Tras la explosión, ocurrida en la parte trasera del cuartel, en concreto en la calle Jerez, se desplazaron al lugar del siniestro miembros del Cuerpo Nacional de Policía, la Guardia Civil, y la Policía Local, que acordonaron la zona hasta una distancia de unos doscientos metros.
Las asistencias sanitarias dispensaron atención a los 48 heridos en el lugar del suceso, en primer lugar, y posteriormente algunos de los lesionados fueron trasladados a la Residencia de Oficiales de la Guardia Civil y al polideportivo de la Policía Local, situado muy cerca de la Casa Cuartel, han explicado fuentes del Servicio de Emergencias 112.
También algunos fueron conducidos al Hospital General Yagüe, sobre todo afectados por contusiones y cortes leves, mientras el Grupo de Intervención Psicológica en Desastres y Emergencias también presta atención a las familias.
En concreto, de los 48 lesionados que ha causado la explosión veintisiete residen en la casa cuartel, de los cuales 13 son mujeres, 9 hombres y 5 niños, han informado a EFE fuentes de la Guardia Civil.
200 KILOS DE CARGA EXPLOSIVA
La furgoneta estaba cargada con al menos 200 kilos de explosivo, probablemente amonitol, han informado a EFE fuentes de la investigación, que no descartan que la cantidad pueda ser aún mayor.
Las mismas fuentes han explicado que ha sido un "auténtico milagro" que no se hayan producido víctimas mortales entre las familias de los guardias civiles que dormían en sus casas en el momento de la explosión del vehículo, una Mercedes Vito.
La explosión que ha dejado un enorme cráter de siete por dos metros ha dañado hasta siete plantas de las catorce con la que cuenta las dependencias del instituto armado, lo que da una idea de la potencia del artefacto.
A ello se une el hecho de que el lugar en el que los terroristas de ETA han estacionado la furgoneta es un aparcamiento abierto, "sin reflejos de onda", que puedan amplificar el efecto destructor de la explosión.
Por el momento se desconoce la composición exacta del material explosivo, aunque se baraja la posibilidad de que pueda tratarse de amonitol, un explosivo de efecto devastador utilizado por ETA en al menos cuatro ocasiones desde el año 2008.

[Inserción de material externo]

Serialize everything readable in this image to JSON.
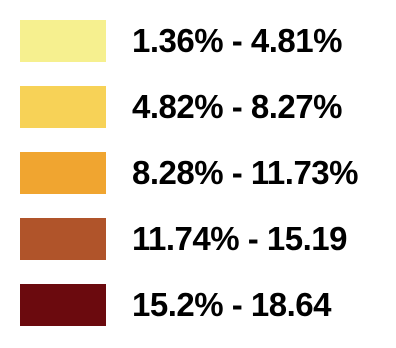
{
  "legend": {
    "items": [
      {
        "label": "1.36% - 4.81%",
        "color": "#f6f08f"
      },
      {
        "label": "4.82% - 8.27%",
        "color": "#f7d257"
      },
      {
        "label": "8.28% - 11.73%",
        "color": "#f0a530"
      },
      {
        "label": "11.74% - 15.19",
        "color": "#b0542a"
      },
      {
        "label": "15.2% - 18.64",
        "color": "#6b0a0e"
      }
    ]
  }
}
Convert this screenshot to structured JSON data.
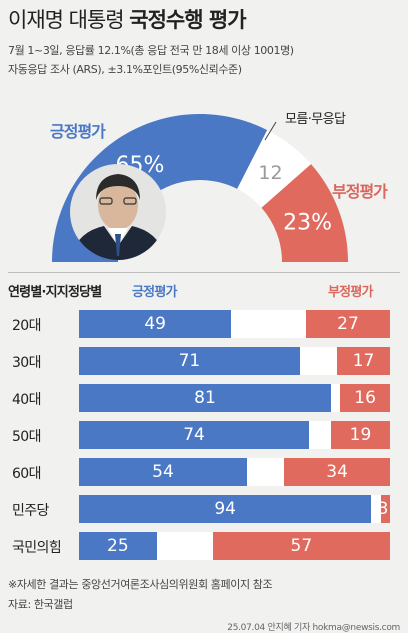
{
  "header": {
    "title_light": "이재명 대통령 ",
    "title_bold": "국정수행 평가",
    "subtitle_1": "7월 1~3일, 응답률 12.1%(총 응답 전국 만 18세 이상 1001명)",
    "subtitle_2": "자동응답 조사 (ARS), ±3.1%포인트(95%신뢰수준)"
  },
  "colors": {
    "positive": "#4a78c5",
    "negative": "#e06a5e",
    "dont_know": "#ffffff",
    "background": "#f1f1ef"
  },
  "chart_data": [
    {
      "type": "pie",
      "variant": "half-donut",
      "categories": [
        "긍정평가",
        "모름·무응답",
        "부정평가"
      ],
      "values": [
        65,
        12,
        23
      ],
      "value_labels": [
        "65%",
        "12",
        "23%"
      ],
      "units": "%"
    },
    {
      "type": "bar",
      "stacked": true,
      "title": "연령별·지지정당별",
      "categories": [
        "20대",
        "30대",
        "40대",
        "50대",
        "60대",
        "민주당",
        "국민의힘"
      ],
      "series": [
        {
          "name": "긍정평가",
          "values": [
            49,
            71,
            81,
            74,
            54,
            94,
            25
          ]
        },
        {
          "name": "부정평가",
          "values": [
            27,
            17,
            16,
            19,
            34,
            3,
            57
          ]
        }
      ],
      "legend_position": "top"
    }
  ],
  "footer": {
    "note": "※자세한 결과는 중앙선거여론조사심의위원회 홈페이지 참조",
    "source": "자료: 한국갤럽",
    "credit": "25.07.04 안지혜 기자 hokma@newsis.com"
  }
}
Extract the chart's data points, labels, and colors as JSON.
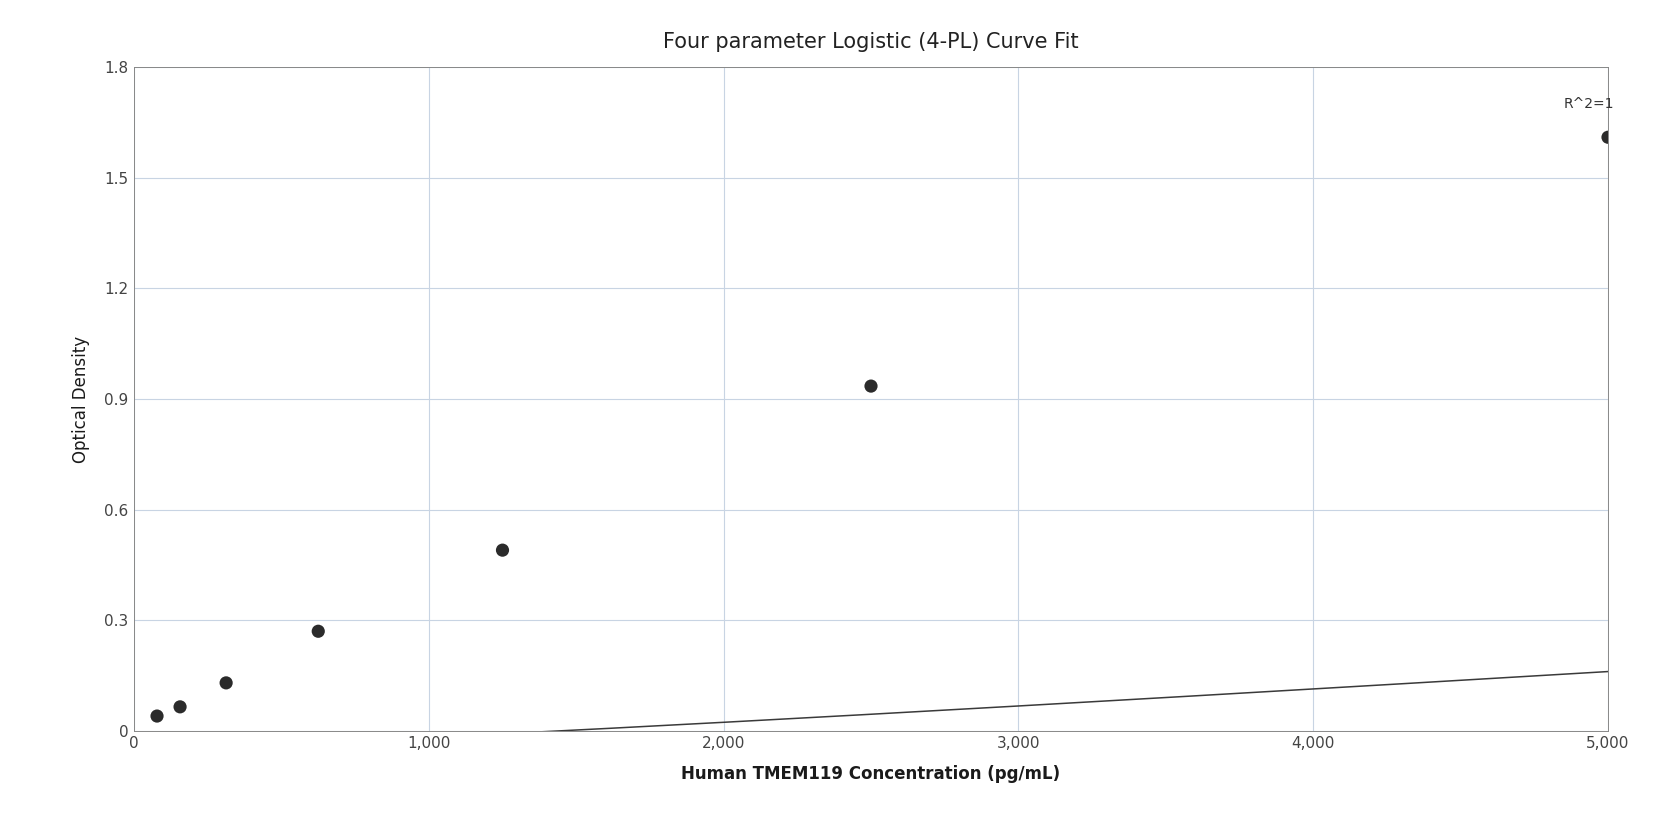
{
  "title": "Four parameter Logistic (4-PL) Curve Fit",
  "xlabel": "Human TMEM119 Concentration (pg/mL)",
  "ylabel": "Optical Density",
  "data_x": [
    78.1,
    156.25,
    312.5,
    625,
    1250,
    2500,
    5000
  ],
  "data_y": [
    0.04,
    0.065,
    0.13,
    0.27,
    0.49,
    0.935,
    1.61
  ],
  "r_squared": "R^2=1",
  "xlim": [
    0,
    5000
  ],
  "ylim": [
    0,
    1.8
  ],
  "yticks": [
    0,
    0.3,
    0.6,
    0.9,
    1.2,
    1.5,
    1.8
  ],
  "xticks": [
    0,
    1000,
    2000,
    3000,
    4000,
    5000
  ],
  "background_color": "#ffffff",
  "grid_color": "#c8d4e3",
  "line_color": "#3a3a3a",
  "dot_color": "#2b2b2b",
  "dot_size": 90,
  "title_fontsize": 15,
  "label_fontsize": 12,
  "tick_fontsize": 11
}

El amonitol, de manejo extremadamente delicado y de alto poder destructivo, es una mezcla de amonal -nitrato amónico y polvo de aluminio- al que se le añade nitrometano, un aditivo utilizado como potenciador en los combustibles de aeromodelismo.
ETA comenzó a experimentar con este nuevo explosivo a finales de 2007, después del robo de 2.000 litros de nitrometano en Francia en en octubre de ese año.